Justru setelah Orde Baru runtuh bukan hanya telah begitu banyaknya sumber daya alam terkuras dan makin menipis, terutama yang tidak dapat diperbaharui lagi seperti migas, juga hutang luar negeri pemerintah dan swasta lebih dari US$150 miliar. Walaupun demikian, mengapa investor asing mau menanam modalnya di Indonesia. Masalahnya sejak jaman penjajahan bumi Indonesia terkenal kaya akan aneka sumber daya alamnya yang bisa bermanfaat bagi pengembangan industri dan dunia perdagangan.

Tetapi setelah Orde Baru runtuh segala hasil pengurasan sumber daya alam plus jumlah hutang luar negeri terbesar tidak dimanfaatkan sesuai sasaran yang tepat, bahkan sebagian besar dari berbagai hasil pembangunan serta dana pembangunan banyak yang bocor yang mungkin masuk dalam putaran KKN pada masa reformasi.

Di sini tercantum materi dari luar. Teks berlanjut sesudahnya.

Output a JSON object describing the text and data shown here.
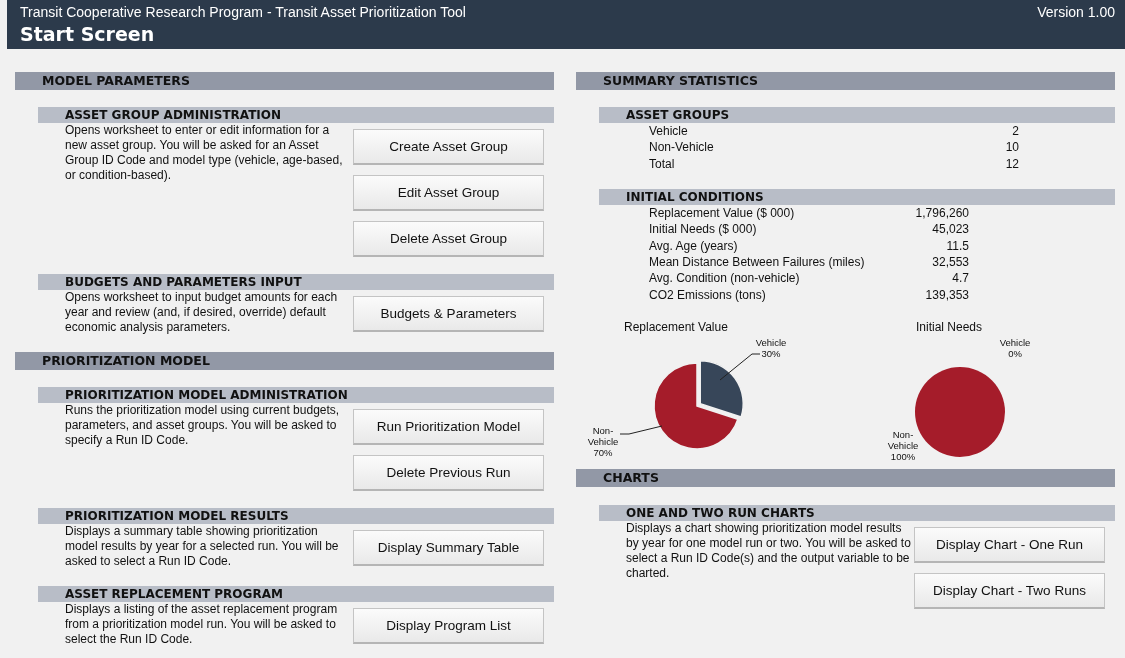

Karena pergulatan elit politik makin tajam bahkan melibatkan banyak rakyat kecil yang tidak mempunyai lapangan kerja tetap dan tidak tahu soal politik akibatnya aneka rupa sumber dana yang masuk dalam kantong-kantong pelaku KKN seolah-olah tidak atau kurang mendapat perhatian. Malah yang semakin diperhatikan seperti pengemis yang meminta agar IMF, bank dunia atau lembaga-lembaga keuangan dunia mau segera memberi pinjaman serta segera mencairkannya.

Walaupun, jika saja pemerintah mau segera membersihkan segala kekayaan seluruh pejabat terutama pejabat BUMN yang masih saja aktif sejak masa Orde Baru hingga masa reformasi atau sudah lengser seluruh kekayaan anak beranaknya diusut termasuk juga pejabat sekarang, pasti hasilnya cukup besar. Masalahnya, memang pemerintah ingin mengambil langkah enaknya saja, apalagi terus bertengkar dengan wakil rakyat, bahkan pemerintah tidak segan-segan untuk menaikkan harga BBM.

Tentu saja segala penataan ekonomi selama ini memang sudah salah arah dan seolah-olah sudah salah memanfaatkan teori ekonomi apa yang harus dilaksanakan Indonesia. Masalahnya memang sudah sejak lama para ahli dunia sudah banyak yang menyoroti soal kehidupan perekonomian Indonesia.

Misalnya pada 1930, ketika Prof. JH Boeke berpidato waktu dikukuhkan sebagai guru besar di Universitas Leiden, dia menyatakan antara lain

“Dimana tak terdapat suatu kesatuan…serta hubungan seperti halnya dibanyak negara lain yang kapitalis, bahkan modern…dimana terdapat jurang lebar, tajam dan dalam dalam memecah masyarakat dalam dua bagian, di situlah terdapat berbagai masalah ekonomi dan sosial yang memperlihatkan wajah yang baru sama sekali dan teori ekonomi Barat kehilangan hubungannya dengan kenyataannya, maka berarti hilang pulalah nilainya”.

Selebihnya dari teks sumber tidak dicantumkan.